山田太一さんのエッセイを読んでいるうちに、私の中で俄然クローズアップされてきたのが
沢村貞子さんである。
まず、これでひかれた。
「美しい侍の死」というエッセイ。
渥美清さんと沢村貞子さんが相次いで亡くなった頃に書かれたエッセイだと思われる。
お二人とも身ぎれいな終わり方だった、として書かれている。
「他人との距離を測り、気持ちを制御して油断がない。」
「おふたりとも人間について深く諦めているようなところがあった。人間関係についても深入りを断念しているようなところがあった。仲良くなりすぎて制御を取り払ったらお互いを壊してしまうという気持ちが胸襟を開くという様なことを避けさせているようなところがあった。そして、そういう自己制御、節度が主義より気質に支配されていたから、嫌みがなかったのだと思う。ほどが良かったのだと思う。」
社会生活を続ける中で程よい人間関係の作り方や距離の取り方というのはなかなか難しい。
ここに書かれているような人との付き合い方ができて、それでいて感じが悪くなかったら
それは達人じゃない?と思ったのだ。
沢村さんはご主人ともども80才を過ぎた頃に女優をやめて、(ご主人は記者の仕事をやめて)長く住み慣れた東京の家を引き払い、海と富士山の見える逗子のマンションに引っ越ししている。

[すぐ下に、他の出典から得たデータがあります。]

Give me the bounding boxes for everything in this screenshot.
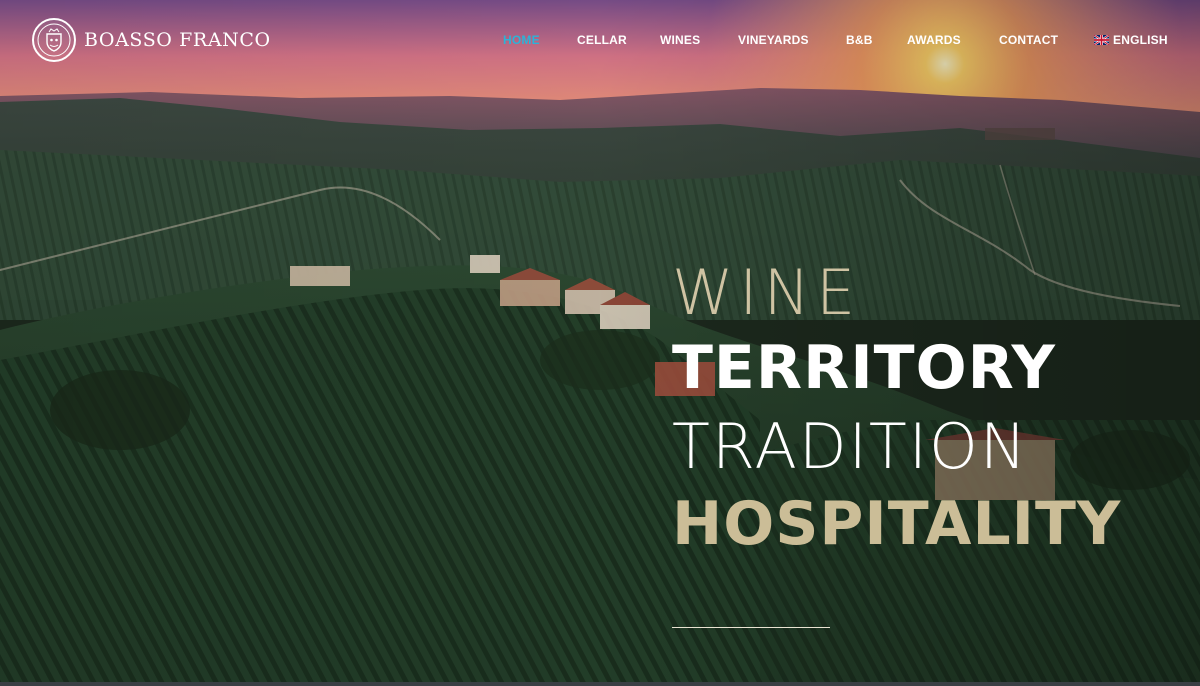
language-label: ENGLISH [1113,33,1168,47]
language-selector[interactable]: ENGLISH [1094,33,1168,47]
nav-item-home[interactable]: HOME [503,33,540,47]
headline-territory: TERRITORY [672,333,1056,403]
nav-item-vineyards[interactable]: VINEYARDS [738,33,809,47]
nav-item-wines[interactable]: WINES [660,33,700,47]
headline-divider [672,627,830,628]
uk-flag-icon [1094,35,1109,45]
nav-item-awards[interactable]: AWARDS [907,33,961,47]
nav-item-contact[interactable]: CONTACT [999,33,1058,47]
headline-hospitality: HOSPITALITY [672,489,1122,559]
hero-headline: WINE TERRITORY TRADITION HOSPITALITY [672,256,1192,559]
nav-item-cellar[interactable]: CELLAR [577,33,627,47]
headline-tradition: TRADITION [672,410,1029,483]
bottom-bar [0,682,1200,686]
headline-wine: WINE [672,256,862,329]
main-nav: HOME CELLAR WINES VINEYARDS B&B AWARDS C… [0,33,1200,49]
nav-item-bnb[interactable]: B&B [846,33,873,47]
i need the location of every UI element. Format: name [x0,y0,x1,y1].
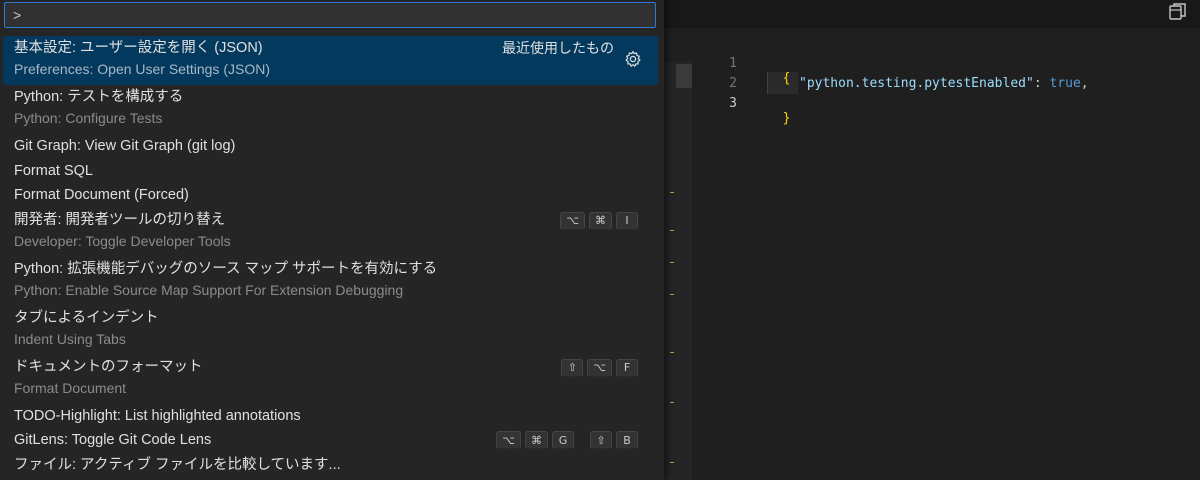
json-close-brace: } [782,111,791,126]
json-colon: : [1033,76,1050,91]
code-line-3[interactable]: } [767,96,791,126]
command-item-view-git-graph[interactable]: Git Graph: View Git Graph (git log) [0,134,664,159]
editor-area[interactable] [660,28,1200,480]
command-item-toggle-developer-tools[interactable]: 開発者: 開発者ツールの切り替え Developer: Toggle Devel… [0,208,664,257]
shift-key: ⇧ [590,431,612,449]
option-key: ⌥ [587,358,612,377]
command-item-open-user-settings-json[interactable]: 基本設定: ユーザー設定を開く (JSON) Preferences: Open… [3,36,658,85]
line-number: 2 [729,76,737,91]
command-item-compare-active-file[interactable]: ファイル: アクティブ ファイルを比較しています... [0,453,664,478]
json-value: true [1049,76,1081,91]
command-item-format-document[interactable]: ドキュメントのフォーマット Format Document ⇧ ⌥ F [0,355,664,404]
command-item-format-sql[interactable]: Format SQL [0,159,664,184]
command-label: TODO-Highlight: List highlighted annotat… [14,407,301,424]
command-label: Git Graph: View Git Graph (git log) [14,138,236,154]
i-key: I [616,211,638,230]
code-line-1[interactable]: { [767,56,791,86]
keybinding: ⌥ ⌘ I [560,211,638,230]
g-key: G [552,431,574,449]
command-palette-input-wrapper [4,2,656,28]
command-detail: Python: Configure Tests [14,110,163,126]
line-number: 1 [729,56,737,71]
command-item-toggle-git-code-lens[interactable]: GitLens: Toggle Git Code Lens ⌥ ⌘ G ⇧ B [0,428,664,453]
command-detail: Format Document [14,379,127,396]
keybinding: ⇧ ⌥ F [561,358,638,377]
keybinding-chord-2: ⇧ B [590,431,638,449]
command-label: タブによるインデント [14,309,159,326]
shift-key: ⇧ [561,358,584,377]
command-item-enable-source-map-support[interactable]: Python: 拡張機能デバッグのソース マップ サポートを有効にする Pyth… [0,257,664,306]
option-key: ⌥ [496,431,521,449]
keybinding-chord-1: ⌥ ⌘ G [496,431,574,449]
command-item-format-document-forced[interactable]: Format Document (Forced) [0,183,664,208]
command-detail: Indent Using Tabs [14,330,126,347]
split-editor-icon[interactable] [1166,2,1188,22]
recently-used-label: 最近使用したもの [502,40,614,56]
command-detail: Developer: Toggle Developer Tools [14,232,231,249]
command-detail: Preferences: Open User Settings (JSON) [14,61,270,77]
gear-icon[interactable] [624,50,642,68]
command-key: ⌘ [589,211,612,230]
b-key: B [616,431,638,449]
command-key: ⌘ [525,431,548,449]
json-key: "python.testing.pytestEnabled" [799,76,1034,91]
command-palette: 基本設定: ユーザー設定を開く (JSON) Preferences: Open… [0,0,664,480]
minimap[interactable] [664,62,692,480]
command-palette-input[interactable] [5,3,655,27]
command-label: Python: 拡張機能デバッグのソース マップ サポートを有効にする [14,260,438,277]
command-label: ファイル: アクティブ ファイルを比較しています... [14,456,341,473]
option-key: ⌥ [560,211,585,230]
keybinding: ⌥ ⌘ G ⇧ B [496,431,638,449]
command-label: Python: テストを構成する [14,89,184,105]
command-detail: Python: Enable Source Map Support For Ex… [14,281,404,298]
command-label: Format SQL [14,162,93,179]
code-line-2[interactable]: "python.testing.pytestEnabled": true, [799,76,1089,91]
json-open-brace: { [782,71,791,86]
line-number-current: 3 [729,96,737,111]
command-item-configure-tests[interactable]: Python: テストを構成する Python: Configure Tests [0,85,664,134]
command-label: Format Document (Forced) [14,187,189,203]
f-key: F [616,358,638,377]
command-item-todo-highlight-list[interactable]: TODO-Highlight: List highlighted annotat… [0,404,664,429]
json-comma: , [1080,76,1089,91]
minimap-slider[interactable] [676,64,692,88]
command-list: 基本設定: ユーザー設定を開く (JSON) Preferences: Open… [0,36,664,477]
command-item-indent-using-tabs[interactable]: タブによるインデント Indent Using Tabs [0,306,664,355]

80才を過ぎた、という年齢で転居を決行するというのも、その年齢がそう遠くない私は感心する。
そして女優という仕事をやめたので、髪染めをやめる。
それを見て山田太一さんはその白髪が美しかったと書いている。
ご主人が亡くなられ、お宅に尋ねて行って、マンションの前まで見送ってくれた沢村さんをタクシーから振り返ると
「ぽつんと立っている沢村さんは、びっくりするほど品格があって、奇麗だった。色気の様なものさえ感じた。」
これは、この後、「徹子の部屋」に出演された時の写真を見て、私も納得した。
本当に品格があって美しい。
沢村貞子さんは、私が若い頃はかなりいろいろなTVドラマに脇役として出演されていたので
見知ってはいたが、いったいどうしたらこんな風に年をとれるのだろうと、俄然、興味がわいたのである。
幸いにたくさん、ご著書があるので読んでみることにした。
一番初めに読んだのは沢村さんの最後の著作と思われる『老いの道づれ』。
(二人で歩いた五十年)という副題がついている。
そう、これはご主人がなくなられた後に書かれたお二人の五十年史である。亡くなる前に二人で交互に書いていこうと約束したのに、第一稿を書いたところでご主人は亡くなられ、後は全て沢村さんが書かれたという。
他の沢村さんの著作とはかなり違ったものであるらしい。
沢村さんは徹底的にご主人をた立てている。
それは、外部からの影響などでは全くなくて、ご自分の主義のようなものである。
名監督から名指しでオファーされ、映画史上に残る作品になるといわれた作品への出演も、1ヶ月のロケがあるから断ってしまう。
なぜならご主人のご飯が心配だから。
稼ぎは沢村さんの方が多いけれど、それを意地でも、ご主人に意識させない。
どうも、沢村さんがあんなに多くのドラマに出演されたのは生活を支えるためだったような感じさえある。
そして、毎日、美味しいごはんを作り続ける。
ご主人もまた、それを十分、承知のうえ、その役割をまっとうしている。
夫婦のあり方として二人の呼吸はピタリとあっているのである。
そして亡くなられた後に沢村さんが発見した、ご主人の手紙は感動的な、名品と言いたいようなLOVEレターだった。
沢村さんは、きっと、精神的にずっと充足されていたんだろうな、と思った。
Amazonで沢村さんの本を探しているなかで、ある書評に
僕も沢村さんのような女性にめぐりあいたい、
と言うようなコメントがあった。
うーん、今どきの女性にそんなヒトはいるかなぁ、無理だね、と思ったけど、世の中には実に色んな人がいるのであるかもしれない、ということにしておきます。
しかし、参った。
これからの老後の人生を歩む際になにかの参考になるかも、と思って読み始めたのに、わたしにはそんな道づれの存在は残念ながら、ないのだ。
それでもめげずに著書をよみつづけている。
本の中に書かれてあったことで、まねしたいと思っているのはこれ。
「いま、食べたいと思うものを、自分に丁度いいだけーつまり、寒いときは温かいもの、暑いときは冷たいものを、気どらず、構えず、ゆっくり楽しみながら食べること」(『わたしの献立日記』)
沢村さんは晩年には「結構おもしろい人生だったよ」と言っておられたそう。
できれば、私も、そう思いたいなぁと思うのであります。